June Dreams, October Realities

Every summer, I dream big and think of all the things I want to accomplish as a teacher. And each October, I am jolted back to reality and struggling to stay afloat. It turns out that I can’t do it all, or if by some small miracle I do, I can’t do it all well.

As a planner and perfectionist, this is a difficult truth to face. I think this is why I end up wallowing on my failures and shortcomings instead of celebrating my successes. (A flaw that my husband regularly points out to me).

So in the spirit of optimism, I am choosing to focus on what dreams have been made real:

Productive First Days. The first day of school is too often a boring, repetitive task for students as they are lectured on the syllabus, policies, and rules. I purposefully did none of this for the first week; instead, I focused on building community. Students worked in small groups to describe what an ideal community looks, sounds, and feels like. I made a word cloud of each class period’s descriptions and then had each class brainstorm community expectations that would serve as our “rules” for the year so that we could strive for that ideal each day. Those first days were focused, collaborative, and student driven – exactly the tone I want to set for the year.

Celebrating Students. The first text sophomores read is The Tragedy of Macbeth. Most often, we read this text aloud and in roles. I held my students accountable to reading a part at least once, but many students volunteered to read day after day. Shakespeare can be hard to read aloud, so I wanted to honor students for taking a risk. And then, in a moment of pure genius, the Golden globe award was born. Download this free resource here.

Shakespeare's Golden Globe Award

Turning awkward in to awesome. We offered one section of pre-AP freshman English this year, which I teach. At the start of September, our class size was down to 10 students… all girls. With so much empty space in our classroom, the environment turned a bit awkward. The girls whispered during small group discussions and were hesitant to share out in class, which makes perfect sense when everyone stands out because there are only a handful of people in the room. After talks with my colleagues (especially my BSWP fellows), I made two changes that really turned this class in to a vibrant and productive environment.  First, I was able to recruit 5 additional students for the class – 2 boys, even! Second, I implemented Treat Yo’ Self Fridays, where we listen to our class playlist and enjoy treats while we work. Obviously, this was a bit hit with my class.

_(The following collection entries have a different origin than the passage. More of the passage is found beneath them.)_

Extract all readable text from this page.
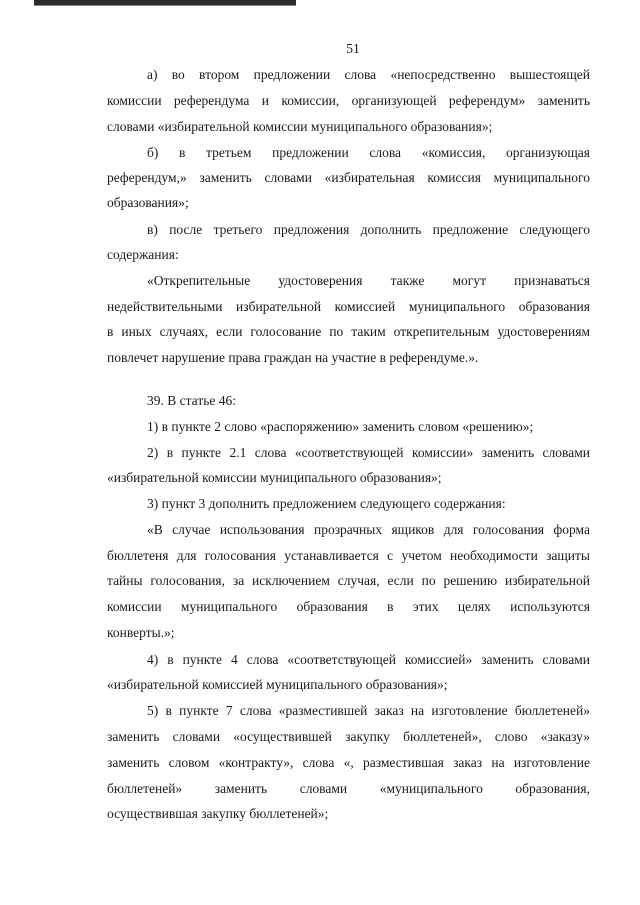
51
а) во втором предложении слова «непосредственно вышестоящей
комиссии референдума и комиссии, организующей референдум» заменить
словами «избирательной комиссии муниципального образования»;
б) в третьем предложении слова «комиссия, организующая
референдум,» заменить словами «избирательная комиссия муниципального
образования»;
в) после третьего предложения дополнить предложение следующего
содержания:
«Открепительные удостоверения также могут признаваться
недействительными избирательной комиссией муниципального образования
в иных случаях, если голосование по таким открепительным удостоверениям
повлечет нарушение права граждан на участие в референдуме.».
39. В статье 46:
1) в пункте 2 слово «распоряжению» заменить словом «решению»;
2) в пункте 2.1 слова «соответствующей комиссии» заменить словами
«избирательной комиссии муниципального образования»;
3) пункт 3 дополнить предложением следующего содержания:
«В случае использования прозрачных ящиков для голосования форма
бюллетеня для голосования устанавливается с учетом необходимости защиты
тайны голосования, за исключением случая, если по решению избирательной
комиссии муниципального образования в этих целях используются
конверты.»;
4) в пункте 4 слова «соответствующей комиссией» заменить словами
«избирательной комиссией муниципального образования»;
5) в пункте 7 слова «разместившей заказ на изготовление бюллетеней»
заменить словами «осуществившей закупку бюллетеней», слово «заказу»
заменить словом «контракту», слова «, разместившая заказ на изготовление
бюллетеней» заменить словами «муниципального образования,
осуществившая закупку бюллетеней»;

Ditched the desks. Over the last few years, I have been gathering pieces to try flexible seating in my classroom. This summer, I acquired some new tables and decided to commit fully. I moved all of the desks out of my classroom. This was a scary step to take, as it moves the control of the space from teacher to students. Happily, the space is working for almost all of my students and allows me to make fast and easy changes to the space between class periods when needed.